There's a good chance I'll return to this as and when another memory fights its way through the current brain fog, but these are the things that have stood out for me on a personal level over the last four days:


  • Meeting members of the #doc.  It's always top of the list when you get to meet people you spend so much time talking to.  Finally getting to meet (in no particular order) Laura, Kelly, Kris, Sandie, Dani, Mike, Ellie, Bob, Helen, Partha, Pratik, Emma, Becky, Ali, Neil, Pete, Sophie, Lis, Jon, Jane, Amy, Hannah, Jane-Claire and anyone else who I've definitely forgotten (sorry - can barely remember my own name right now).  Memories were made - I thank you.



  • Getting to speak at both conferences.  I think Kelly and I delivered a solid couple of workshops at #YDEF16 to say we'd only met for the first time the night before (and only had one practice run).  Standing up in the Arena on the first day of the conference and being given a platform to give my experiences on education at #DPC16 was a real highlight and I'm grateful to Bridget from Diabetes UK for allowing me to share the stage
  • Watching my friends speak.  I saw Kelly deliver a great speech about her Sugarbuddies experience, and Laura talk so passionately about NICE guidelines, both within a few hours of each other.
  • The 5k fun run.  It take a lot to motivate me out for a run before 7am.  But it WAS fun (sorry Ali) and it lead tomy fastest 5k time and the creation of...
  • The #DPC16 #DOC T-Shirt... a sixth form leavers present for the Conference Age
  • Sanofi Coffee.   The Sanofi stand was the default meeting place for everyone and I think it was a unanimous vote that their coffee was the best (other pharma coffee stands are/were available)

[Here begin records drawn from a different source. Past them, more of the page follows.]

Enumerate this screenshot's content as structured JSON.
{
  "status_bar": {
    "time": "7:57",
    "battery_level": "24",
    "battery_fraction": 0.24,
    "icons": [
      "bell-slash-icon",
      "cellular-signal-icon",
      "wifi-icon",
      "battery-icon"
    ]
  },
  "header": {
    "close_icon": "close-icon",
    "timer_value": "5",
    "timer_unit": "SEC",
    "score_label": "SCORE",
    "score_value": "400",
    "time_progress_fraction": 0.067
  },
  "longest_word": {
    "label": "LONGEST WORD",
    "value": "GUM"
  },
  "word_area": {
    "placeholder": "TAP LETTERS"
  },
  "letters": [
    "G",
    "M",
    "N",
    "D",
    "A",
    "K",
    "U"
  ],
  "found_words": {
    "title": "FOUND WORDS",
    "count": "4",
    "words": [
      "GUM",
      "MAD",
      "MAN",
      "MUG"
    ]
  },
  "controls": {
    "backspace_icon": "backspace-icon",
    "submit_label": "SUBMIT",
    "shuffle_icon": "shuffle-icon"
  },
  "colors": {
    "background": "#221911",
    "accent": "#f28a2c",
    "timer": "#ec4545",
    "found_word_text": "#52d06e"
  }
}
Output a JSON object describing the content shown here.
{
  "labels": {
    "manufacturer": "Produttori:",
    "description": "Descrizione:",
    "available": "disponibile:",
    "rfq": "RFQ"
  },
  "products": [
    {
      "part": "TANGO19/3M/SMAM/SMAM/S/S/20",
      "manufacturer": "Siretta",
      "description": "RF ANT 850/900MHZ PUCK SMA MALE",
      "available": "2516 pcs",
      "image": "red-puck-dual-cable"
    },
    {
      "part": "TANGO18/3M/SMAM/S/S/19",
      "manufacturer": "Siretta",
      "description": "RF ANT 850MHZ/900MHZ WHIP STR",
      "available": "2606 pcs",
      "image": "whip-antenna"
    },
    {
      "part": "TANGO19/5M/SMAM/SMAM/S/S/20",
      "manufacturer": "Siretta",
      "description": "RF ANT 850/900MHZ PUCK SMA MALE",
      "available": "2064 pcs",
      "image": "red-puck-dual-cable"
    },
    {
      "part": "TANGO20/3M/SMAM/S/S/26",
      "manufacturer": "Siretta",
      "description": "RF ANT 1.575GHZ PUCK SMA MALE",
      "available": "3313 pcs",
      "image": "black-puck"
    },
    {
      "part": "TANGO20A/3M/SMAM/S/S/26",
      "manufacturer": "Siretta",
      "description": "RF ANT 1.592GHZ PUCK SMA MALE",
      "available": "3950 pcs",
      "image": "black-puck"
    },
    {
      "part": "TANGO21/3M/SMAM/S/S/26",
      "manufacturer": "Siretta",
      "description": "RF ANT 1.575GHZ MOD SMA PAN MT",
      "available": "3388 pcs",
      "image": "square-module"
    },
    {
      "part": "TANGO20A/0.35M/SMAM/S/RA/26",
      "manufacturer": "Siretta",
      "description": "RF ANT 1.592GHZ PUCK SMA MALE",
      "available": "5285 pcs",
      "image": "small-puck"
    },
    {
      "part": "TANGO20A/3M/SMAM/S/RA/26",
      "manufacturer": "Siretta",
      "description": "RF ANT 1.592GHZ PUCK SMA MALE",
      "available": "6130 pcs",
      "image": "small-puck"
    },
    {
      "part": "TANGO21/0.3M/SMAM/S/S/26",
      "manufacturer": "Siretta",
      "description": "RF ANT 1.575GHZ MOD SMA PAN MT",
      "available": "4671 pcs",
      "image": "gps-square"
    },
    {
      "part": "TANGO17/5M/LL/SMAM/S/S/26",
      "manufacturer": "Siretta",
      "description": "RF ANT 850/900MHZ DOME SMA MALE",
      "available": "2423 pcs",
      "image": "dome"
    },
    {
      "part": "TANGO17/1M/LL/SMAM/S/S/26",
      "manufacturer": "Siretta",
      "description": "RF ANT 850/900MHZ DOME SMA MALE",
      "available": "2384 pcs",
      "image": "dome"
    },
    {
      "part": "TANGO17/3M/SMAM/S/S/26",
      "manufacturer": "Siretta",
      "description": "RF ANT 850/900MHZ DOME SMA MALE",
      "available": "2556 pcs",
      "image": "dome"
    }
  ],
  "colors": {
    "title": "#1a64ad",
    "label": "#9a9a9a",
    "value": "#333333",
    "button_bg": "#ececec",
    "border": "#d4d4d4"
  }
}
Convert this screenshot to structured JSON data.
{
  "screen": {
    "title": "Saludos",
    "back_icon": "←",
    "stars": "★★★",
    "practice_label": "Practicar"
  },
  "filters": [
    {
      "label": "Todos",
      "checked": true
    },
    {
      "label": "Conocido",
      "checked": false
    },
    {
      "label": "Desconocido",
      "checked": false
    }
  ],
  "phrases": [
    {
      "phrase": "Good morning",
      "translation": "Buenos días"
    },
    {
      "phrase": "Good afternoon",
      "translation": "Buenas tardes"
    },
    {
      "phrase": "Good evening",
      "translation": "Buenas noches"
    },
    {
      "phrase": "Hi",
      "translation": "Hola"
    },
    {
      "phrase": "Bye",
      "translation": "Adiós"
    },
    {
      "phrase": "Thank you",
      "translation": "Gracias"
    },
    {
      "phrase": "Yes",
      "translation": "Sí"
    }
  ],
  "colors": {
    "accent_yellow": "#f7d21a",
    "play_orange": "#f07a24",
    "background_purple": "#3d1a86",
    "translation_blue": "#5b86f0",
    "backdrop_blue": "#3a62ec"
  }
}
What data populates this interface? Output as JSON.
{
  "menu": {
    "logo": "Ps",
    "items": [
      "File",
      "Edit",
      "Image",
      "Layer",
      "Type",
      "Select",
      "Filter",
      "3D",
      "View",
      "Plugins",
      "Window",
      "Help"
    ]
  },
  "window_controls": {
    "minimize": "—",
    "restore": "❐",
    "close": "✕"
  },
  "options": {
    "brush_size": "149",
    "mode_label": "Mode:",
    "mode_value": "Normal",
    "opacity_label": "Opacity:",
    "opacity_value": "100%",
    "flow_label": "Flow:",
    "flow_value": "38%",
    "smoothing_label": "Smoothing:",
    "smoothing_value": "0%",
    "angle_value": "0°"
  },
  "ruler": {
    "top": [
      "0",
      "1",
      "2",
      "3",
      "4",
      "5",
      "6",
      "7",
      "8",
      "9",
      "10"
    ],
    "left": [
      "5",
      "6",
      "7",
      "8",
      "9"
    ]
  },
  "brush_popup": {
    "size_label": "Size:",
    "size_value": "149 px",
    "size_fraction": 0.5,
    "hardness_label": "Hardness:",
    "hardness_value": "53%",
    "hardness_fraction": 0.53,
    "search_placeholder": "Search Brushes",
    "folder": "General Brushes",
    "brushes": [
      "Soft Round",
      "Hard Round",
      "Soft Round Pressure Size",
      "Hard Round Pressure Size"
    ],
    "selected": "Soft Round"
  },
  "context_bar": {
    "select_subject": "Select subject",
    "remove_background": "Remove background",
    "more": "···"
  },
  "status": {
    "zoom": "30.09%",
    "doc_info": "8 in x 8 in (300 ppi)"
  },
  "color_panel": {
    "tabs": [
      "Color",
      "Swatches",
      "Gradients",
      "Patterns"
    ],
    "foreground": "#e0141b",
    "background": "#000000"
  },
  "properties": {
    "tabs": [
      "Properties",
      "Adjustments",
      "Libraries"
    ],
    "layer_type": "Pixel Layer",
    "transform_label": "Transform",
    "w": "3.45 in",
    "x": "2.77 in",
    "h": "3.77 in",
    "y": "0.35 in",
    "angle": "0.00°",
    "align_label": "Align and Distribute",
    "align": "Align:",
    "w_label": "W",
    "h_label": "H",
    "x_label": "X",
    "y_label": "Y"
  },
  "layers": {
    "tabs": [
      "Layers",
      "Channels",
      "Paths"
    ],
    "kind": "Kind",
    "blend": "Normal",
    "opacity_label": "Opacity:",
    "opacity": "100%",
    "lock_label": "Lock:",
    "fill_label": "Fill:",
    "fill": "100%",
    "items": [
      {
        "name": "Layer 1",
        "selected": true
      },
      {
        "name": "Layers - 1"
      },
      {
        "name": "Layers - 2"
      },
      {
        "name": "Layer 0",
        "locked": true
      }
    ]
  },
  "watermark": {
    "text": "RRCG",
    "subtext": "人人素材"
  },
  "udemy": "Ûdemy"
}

  • Seeing people you weren't expecting to.  Basically half of my diabetes team in Sheffield showed up for the conference which is not wholly unexpected, but running into so many of them in such a busy environment was a surprise, but a very welcome one
  • Hearing the conclusion of something I'd been a part of.  The very first lecture at #DPC16 gave the results of the clinical trial I took part in for two years.  I'd heard the headline news, but to see the presentation was very interesting (and a little controversial)
  • Meeting so many people.  Obviously putting faces to names from the #doc was incredible, but having the chance for a few words with those who'd spoken so passionately or chaired incredible discussions was a great opportunity.
  • Being part of something.  I wrote a quick overview of what seemed to be the messages of #DPC16 and I think to have been there and be part of that rising tide of change was a real highlight.  Having the chance to add my voice to the huge buzz that was already there is a highlight, and to be able to share what's going on with everyone was a real privilege
  • A couple of quotes.  Nick Oliver said at #YDEF16 "I don't know if any of you have had a hypo, but we tell people with diabetes to eat 15g of carbs and wait 15 minutes.  I dare you to do that".  Partha Kar told a room full of diabetes clinicians "None of you are experts. People with diabetes are the experts. We're all just specialists, at best".  It's reassuring how much they get it.
I think there's more to add to that list, and I'll no doubt return to this in the coming days as my brain settles down.  But for now, that's just a few of so many things that made this week special.